K: Não, não. Vamos usar outra palavra; o todo, e o que não é o todo. Isso não é uma ideia. Existe uma relação entre esses dois? Evidentemente que não.

DB: Não, se você estiver dizendo que num certo sentido o centro é uma ilusão. Uma ilusão não pode ser relacionada com o que é verdadeiro, porque o conteúdo de uma ilusão não tem qualquer relação com o que é verdadeiro.

K: Exatamente. Veja, isso é uma grande descoberta. Quero estabelecer uma relação com aquilo. "Quero"; estou usando palavras curtas para transmitir algo. Essa pequena coisa insignificante quer estabelecer um relacionamento com aquela imensidão. Ela não pode.

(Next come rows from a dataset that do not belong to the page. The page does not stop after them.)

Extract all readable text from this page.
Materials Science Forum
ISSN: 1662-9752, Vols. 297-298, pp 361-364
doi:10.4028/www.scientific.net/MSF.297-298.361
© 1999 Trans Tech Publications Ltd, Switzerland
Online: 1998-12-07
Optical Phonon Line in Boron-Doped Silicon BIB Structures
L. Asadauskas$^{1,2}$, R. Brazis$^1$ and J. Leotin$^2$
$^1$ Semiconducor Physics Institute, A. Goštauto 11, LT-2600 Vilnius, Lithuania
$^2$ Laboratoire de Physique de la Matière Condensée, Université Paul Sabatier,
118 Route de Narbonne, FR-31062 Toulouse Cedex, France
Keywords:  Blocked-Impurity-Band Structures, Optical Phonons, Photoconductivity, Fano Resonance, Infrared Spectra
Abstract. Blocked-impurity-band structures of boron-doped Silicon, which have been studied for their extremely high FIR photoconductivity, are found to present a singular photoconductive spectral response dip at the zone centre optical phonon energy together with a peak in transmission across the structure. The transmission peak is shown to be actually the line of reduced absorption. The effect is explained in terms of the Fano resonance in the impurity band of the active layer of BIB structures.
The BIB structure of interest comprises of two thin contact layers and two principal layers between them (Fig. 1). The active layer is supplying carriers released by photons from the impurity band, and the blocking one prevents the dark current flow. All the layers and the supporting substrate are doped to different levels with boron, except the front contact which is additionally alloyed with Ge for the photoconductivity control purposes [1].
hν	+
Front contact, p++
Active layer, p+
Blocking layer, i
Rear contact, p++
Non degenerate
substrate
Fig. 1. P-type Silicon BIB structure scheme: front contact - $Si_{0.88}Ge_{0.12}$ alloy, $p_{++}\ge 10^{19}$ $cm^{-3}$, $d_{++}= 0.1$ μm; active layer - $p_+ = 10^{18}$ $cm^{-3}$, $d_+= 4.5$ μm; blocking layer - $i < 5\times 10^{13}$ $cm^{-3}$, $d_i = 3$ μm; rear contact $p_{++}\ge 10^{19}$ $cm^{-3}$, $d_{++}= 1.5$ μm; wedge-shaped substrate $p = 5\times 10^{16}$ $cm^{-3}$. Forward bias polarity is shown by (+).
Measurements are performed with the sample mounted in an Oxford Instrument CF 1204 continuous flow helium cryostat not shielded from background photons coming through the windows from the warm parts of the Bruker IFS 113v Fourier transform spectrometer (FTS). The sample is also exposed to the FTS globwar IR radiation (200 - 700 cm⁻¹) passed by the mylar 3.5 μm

DB: Sim, não apenas por causa da sua imensidão, mas porque na verdade essa coisa não é - real?

K: Sim.

I: Mas eu não vejo isso. Ele diz que o centro não é real, mas eu não percebo que o centro não é real.

DB: Não real, no sentido de não ser genuíno e sim uma ilusão. Quero dizer, alguma coisa está atuando, mas não é o conteúdo que conhecemos.

K: Você consegue ver isso?

I: Você diz que o centro tem que explodir. Ele não explode porque não vejo sua falsidade.

K: Não. Você não entendeu o que eu quis dizer. Vivi um milhão de anos, fiz tudo isso; e no final ainda estou de volta ao começo.

I: Então você diz que o centro deve explodir.

K: Não, não, não. A mente diz que isso é excessivamente pequeno, e que ela não pode fazer nada a respeito... Ela rezou, fez tudo. O centro, porém, ainda está ali; e alguém me diz que existe essa base. Quero estabelecer uma relação com ela.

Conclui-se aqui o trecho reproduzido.